US health care insurers are missing an opportunity to capture low-hanging fruit: better retention of members making the transition between major product classes. The two largest opportunities for such a conversion occur when commercial members become eligible for Medicare (the federal government's health care program for the elderly), at 65, and when they leave group coverage and either move to the individual market or go uninsured. Such cases include job transitions and when dependent children "age out" of their parents' coverage, which also often results in a transition from group to individual coverage.
The industry as a whole, we estimate, has a conversion opportunity worth roughly $40 billion or more a year (exhibit). Yet most health insurers, in our view, will convert less than 10 percent of their members. Many companies fail to recognize the extent of the possible gains and don't have purposeful, integrated strategies to identify and convert prospects. Our consumer research shows, for example, that 68 percent of all members aged 60 to 64 have never been approached by their current insurers to discuss retirement options.

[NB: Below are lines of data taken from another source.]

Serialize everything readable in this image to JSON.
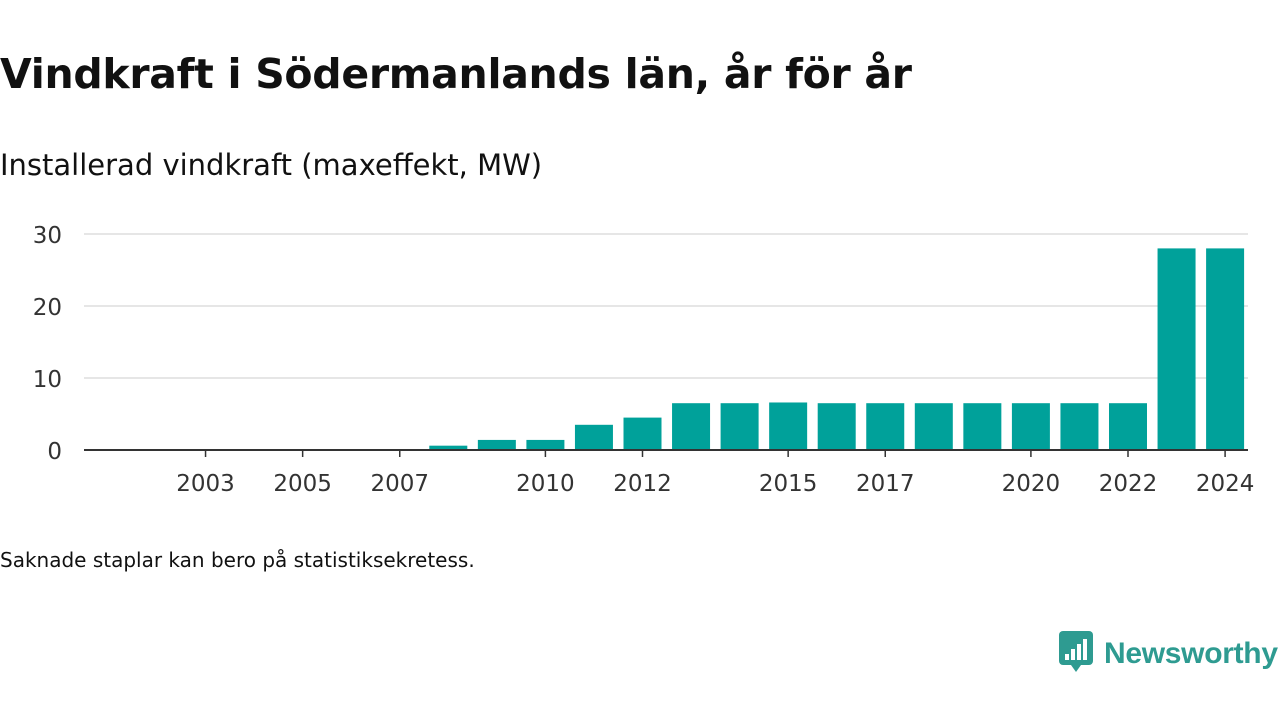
{
  "header": {
    "title": "Vindkraft i Södermanlands län, år för år",
    "subtitle": "Installerad vindkraft (maxeffekt, MW)"
  },
  "footnote": "Saknade staplar kan bero på statistiksekretess.",
  "brand": {
    "name": "Newsworthy",
    "icon": "newsworthy-logo-icon",
    "color": "#2e9b91"
  },
  "colors": {
    "bar": "#00a19a",
    "grid": "#dddddd",
    "axis": "#333333"
  },
  "chart_data": {
    "type": "bar",
    "title": "Vindkraft i Södermanlands län, år för år",
    "subtitle": "Installerad vindkraft (maxeffekt, MW)",
    "xlabel": "",
    "ylabel": "",
    "ylim": [
      0,
      30
    ],
    "yticks": [
      0,
      10,
      20,
      30
    ],
    "grid": true,
    "categories": [
      "2002",
      "2003",
      "2004",
      "2005",
      "2006",
      "2007",
      "2008",
      "2009",
      "2010",
      "2011",
      "2012",
      "2013",
      "2014",
      "2015",
      "2016",
      "2017",
      "2018",
      "2019",
      "2020",
      "2021",
      "2022",
      "2023",
      "2024"
    ],
    "xtick_labels": [
      "2003",
      "2005",
      "2007",
      "2010",
      "2012",
      "2015",
      "2017",
      "2020",
      "2022",
      "2024"
    ],
    "values": [
      0,
      0,
      0,
      0,
      0,
      0,
      0.6,
      1.4,
      1.4,
      3.5,
      4.5,
      6.5,
      6.5,
      6.6,
      6.5,
      6.5,
      6.5,
      6.5,
      6.5,
      6.5,
      6.5,
      28,
      28
    ]
  }
}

Nonetheless, a few best-in-class payers have recognized the potential and have successfully converted up to 70 percent of the customers making the transition to a new product class. The financial-services industry also provides useful lessons for health insurers: for example, Fidelity Investments captures 50 to 60 percent of workers moving from employer-managed 401(k) retirement plans to personally owned rollover Individual Retirement Accounts (IRAs). For larger, diversified payers, conversion opportunities are probably the most attractive potential source of new individual and Medicare members.
One reason this is true is that roughly 3 percent of a payer's group members will convert each year—a figure implying that for each million, it might sell up to 30,000 incremental policies. Moreover, the opportunity is growing as more employers drop group coverage and an increasing number of Americans turn 65. We anticipate that the number of potential conversions will grow by 4 to 8 percent, on average, each year over the next five years.
What's more, existing members may—and should—be relatively low-cost acquisition targets because companies can identify these prospects and market products to them less expensively than to nonmembers. Existing members are typically more likely to respond to outreach from their current carriers and much more likely to buy products. Converted members are often more loyal as well, so their retention rates are higher, and it is easier to then cross-sell other products and services. As incumbents, most payers have a strong starting position with this group: in McKinsey's 2007 retail health care survey, more than 80 percent of respondents aged 60 to 64 said they would consider purchasing an individual product from their current carrier if they left their jobs or retired. Contrary to popular belief, most consumers have positive experiences with their health plans, and many believe that continuing with their current carrier would be easier and less risky than switching. In other words, most consumers have a strong bias toward staying with the carrier they know.